Mohamed: «Ci rimetterò io, anche se non sono nemmeno musulmano»

Alcune testimonianze raccolte in città dopo i fatti di Parigi: «Isis, Al Qaeda, sono tutti pazzi: non capiscono il Corano»

«Non sono musulmano, ma ci rimetterò io di quello che è successo a Parigi e sai perché? Perché mi chiamo Mohamed e sono scuro di pelle». Mohamed ha trent’anni, è marocchino e lavora come educatore a Ravenna da tre anni. «Non tutti i nord africani sono musulmani come pensano in molti in Italia, e non tutti i musulmani sono uguali tra loro. Quando abitavo in Marocco mio padre aveva le birre nel frigorifero, non la trovavo una cosa strana. Ma quando sono tornato a trovarlo ho visto che non le aveva più. Sta invecchiando, ha paura della morte, e ora è diventato un musulmano devoto, come capita agli anziani». E la satira di Charlie Hebdo? «Loro prendono in giro tutte le religioni, non solo i musulmani, ma ho notato che gli occidentali non capiscono il significato che per un musulmano ha l’immagine di Maometto. Vedere una vignetta su Maometto per un musulmano è come per un italiano sentire qualcuno che offende la madre, anzi forse peggio. Molti musulmani inoltre vedono i giornalisti occidentali come cattolici, anche se non lo sono, che attaccano l’Islam e non capiscono l’aspetto ironico, prendono la cosa come un insulto».

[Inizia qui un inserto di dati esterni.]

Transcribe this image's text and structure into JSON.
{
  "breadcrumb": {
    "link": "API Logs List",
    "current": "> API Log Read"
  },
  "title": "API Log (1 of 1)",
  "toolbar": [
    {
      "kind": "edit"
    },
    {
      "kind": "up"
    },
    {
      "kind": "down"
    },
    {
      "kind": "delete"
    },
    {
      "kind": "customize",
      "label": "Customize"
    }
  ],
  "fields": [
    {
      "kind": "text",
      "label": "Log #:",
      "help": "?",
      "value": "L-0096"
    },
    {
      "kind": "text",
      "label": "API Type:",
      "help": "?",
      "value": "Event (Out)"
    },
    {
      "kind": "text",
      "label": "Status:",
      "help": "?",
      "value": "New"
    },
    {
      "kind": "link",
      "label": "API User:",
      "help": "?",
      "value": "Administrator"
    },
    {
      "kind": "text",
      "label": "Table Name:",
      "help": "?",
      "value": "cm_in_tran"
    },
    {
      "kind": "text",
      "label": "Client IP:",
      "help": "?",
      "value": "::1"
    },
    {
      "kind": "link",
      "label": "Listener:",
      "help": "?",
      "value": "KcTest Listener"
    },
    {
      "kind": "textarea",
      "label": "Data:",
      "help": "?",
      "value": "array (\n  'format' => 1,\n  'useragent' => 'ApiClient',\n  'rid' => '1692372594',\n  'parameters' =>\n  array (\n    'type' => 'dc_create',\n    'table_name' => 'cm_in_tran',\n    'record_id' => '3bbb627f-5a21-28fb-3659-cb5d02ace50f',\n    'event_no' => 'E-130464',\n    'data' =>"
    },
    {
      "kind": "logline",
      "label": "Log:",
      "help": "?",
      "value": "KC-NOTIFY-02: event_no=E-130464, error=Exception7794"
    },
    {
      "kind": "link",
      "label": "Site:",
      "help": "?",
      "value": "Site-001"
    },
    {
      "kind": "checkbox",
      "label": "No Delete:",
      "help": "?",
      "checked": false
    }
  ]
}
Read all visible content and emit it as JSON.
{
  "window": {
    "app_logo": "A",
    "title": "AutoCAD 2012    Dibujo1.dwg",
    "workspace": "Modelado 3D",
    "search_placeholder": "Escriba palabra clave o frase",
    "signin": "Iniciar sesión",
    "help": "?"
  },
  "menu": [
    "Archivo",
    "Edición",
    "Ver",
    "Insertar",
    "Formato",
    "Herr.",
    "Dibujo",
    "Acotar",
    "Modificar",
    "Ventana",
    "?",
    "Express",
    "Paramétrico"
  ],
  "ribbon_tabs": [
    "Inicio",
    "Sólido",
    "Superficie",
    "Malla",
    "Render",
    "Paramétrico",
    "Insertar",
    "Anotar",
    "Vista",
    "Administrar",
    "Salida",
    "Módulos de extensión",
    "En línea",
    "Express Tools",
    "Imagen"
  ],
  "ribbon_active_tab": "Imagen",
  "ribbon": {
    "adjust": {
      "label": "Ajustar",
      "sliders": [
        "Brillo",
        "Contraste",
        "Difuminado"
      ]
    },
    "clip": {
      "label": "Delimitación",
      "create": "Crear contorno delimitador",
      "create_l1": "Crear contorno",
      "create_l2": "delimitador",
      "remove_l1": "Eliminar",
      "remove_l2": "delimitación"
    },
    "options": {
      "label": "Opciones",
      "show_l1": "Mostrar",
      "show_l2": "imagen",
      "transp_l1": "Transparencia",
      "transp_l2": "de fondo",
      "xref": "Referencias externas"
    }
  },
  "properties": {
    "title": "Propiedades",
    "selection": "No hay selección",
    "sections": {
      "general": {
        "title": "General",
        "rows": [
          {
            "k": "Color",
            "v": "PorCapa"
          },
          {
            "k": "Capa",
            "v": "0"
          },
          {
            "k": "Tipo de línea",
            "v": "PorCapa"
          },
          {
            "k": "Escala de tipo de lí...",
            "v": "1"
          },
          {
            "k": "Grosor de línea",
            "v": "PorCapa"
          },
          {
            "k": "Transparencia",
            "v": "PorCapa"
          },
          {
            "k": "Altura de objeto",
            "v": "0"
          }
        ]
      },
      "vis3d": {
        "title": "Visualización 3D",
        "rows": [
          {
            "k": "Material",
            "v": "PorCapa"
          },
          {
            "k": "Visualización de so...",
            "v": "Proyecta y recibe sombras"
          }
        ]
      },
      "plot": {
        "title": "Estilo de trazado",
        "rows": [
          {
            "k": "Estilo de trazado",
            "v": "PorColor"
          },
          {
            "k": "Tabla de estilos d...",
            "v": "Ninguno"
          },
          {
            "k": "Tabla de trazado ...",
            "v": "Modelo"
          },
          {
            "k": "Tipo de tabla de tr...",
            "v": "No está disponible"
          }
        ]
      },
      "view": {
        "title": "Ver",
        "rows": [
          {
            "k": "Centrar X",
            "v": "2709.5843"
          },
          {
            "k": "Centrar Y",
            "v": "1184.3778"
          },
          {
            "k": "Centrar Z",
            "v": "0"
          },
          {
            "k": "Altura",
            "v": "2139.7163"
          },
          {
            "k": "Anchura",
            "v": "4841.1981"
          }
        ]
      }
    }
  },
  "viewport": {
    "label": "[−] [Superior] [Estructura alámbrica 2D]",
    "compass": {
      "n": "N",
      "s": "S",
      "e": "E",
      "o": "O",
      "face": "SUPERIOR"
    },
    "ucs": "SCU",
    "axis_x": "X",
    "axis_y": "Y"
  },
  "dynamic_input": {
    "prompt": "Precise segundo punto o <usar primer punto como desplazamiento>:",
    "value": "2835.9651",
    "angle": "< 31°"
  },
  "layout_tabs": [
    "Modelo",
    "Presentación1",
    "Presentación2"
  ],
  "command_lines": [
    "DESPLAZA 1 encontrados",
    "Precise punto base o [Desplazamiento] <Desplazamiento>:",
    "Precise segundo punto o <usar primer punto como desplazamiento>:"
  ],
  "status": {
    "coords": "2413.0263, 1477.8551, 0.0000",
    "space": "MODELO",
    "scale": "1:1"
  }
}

Youssef invece è un uomo molto credente. È alto e calvo, parla con un tono sereno, sembra una persona timida, dosa le parole sforzandosi di parlare in un buon italiano: «Chi ha compiuto quell’attentato non è un vero musulmano. Isis, Al Qaeda, sono tutti pazzi. Quella è politica, la religione è un’altra cosa. Non c’entra niente con quelle persone. Se loro pregano lo stesso Dio che prego io, non capiscono le parole che leggono dal Corano. Io credo che non lo leggano, lo recitano a memoria senza comprendere ciò che dicono le loro stesse bocche». Youssef frequenta la moschea, ma non quella delle Bassette che «è troppo lontana e io non ho la macchina», prega in una moschea ricavata da un garage in via Trieste. «Siamo in molti lì, tunisini, algerini, marocchini, ma anche dall’Asia. L’Imam non pronuncia mai la parola jihad perché ha paura. La parola jihad significa sforzo, fare fatica. È anche la fatica del vivere quotidiano, una parola che appare molte volte nel Corano, ma l’Imam non la pronuncia mai. Ha troppa paura che qualcuno possa fraintendere». Ci sono persone che apprezzano il califfato islamico in moschea? «No, non parliamo di politica, ma di religione. E abbiamo già i nostri piccoli problemi perché ci sono anche rivalità e gelosie interne tra i musulmani delle varie nazioni, ognuno vorrebbe prendere le decisioni per tutti». A predicare solitamente nella moschea di via Trieste è un algerino, ma anche tunisini che si alternano.

Bechir invece è uno dei tunisini che vive in Italia da più tempo nella comunità. È a Ravenna da vent’anni, ha le guance scavate, il volto molto scuro rispetto ai concittadini su cui spiccano due occhi azzurri come il mare delle spiaggie di Mahdia. «Sono musulmano, ma non praticante. Diciamo che mi sono occidentalizzato nei modi di fare – sorride –. Non frequento la moschea e bevo un po’ di birra, ma credo in Allah e ho rispetto per le parole del profeta. Sono comunque un musulmano migliore di quei fanatici terroristi. Volevano colpire dei bambini, ti rendi conto? Nel Corano c’è scritto che anche nelle più atroci guerre non bisogna mai toccare bambini, anziani e alberi, perché sono sacri per Dio. Nessun musulmano può riconoscersi in quello che è successo a Parigi. Io sono venuto in Italia perché qui si sta bene, mi trovo bene con gli italiani e posso vivere meglio qui che nel Paese dove sono nato. A pagare il prezzo più alto dei danni provocati da questi terroristi in realtà siamo soprattutto noi. Non mi stupirei se scoprissero un giorno che l’estrema destra o qualche agente segreto li ha lasciati fare o addirittura aiutati, perché saranno loro a trarne il maggior vantaggio».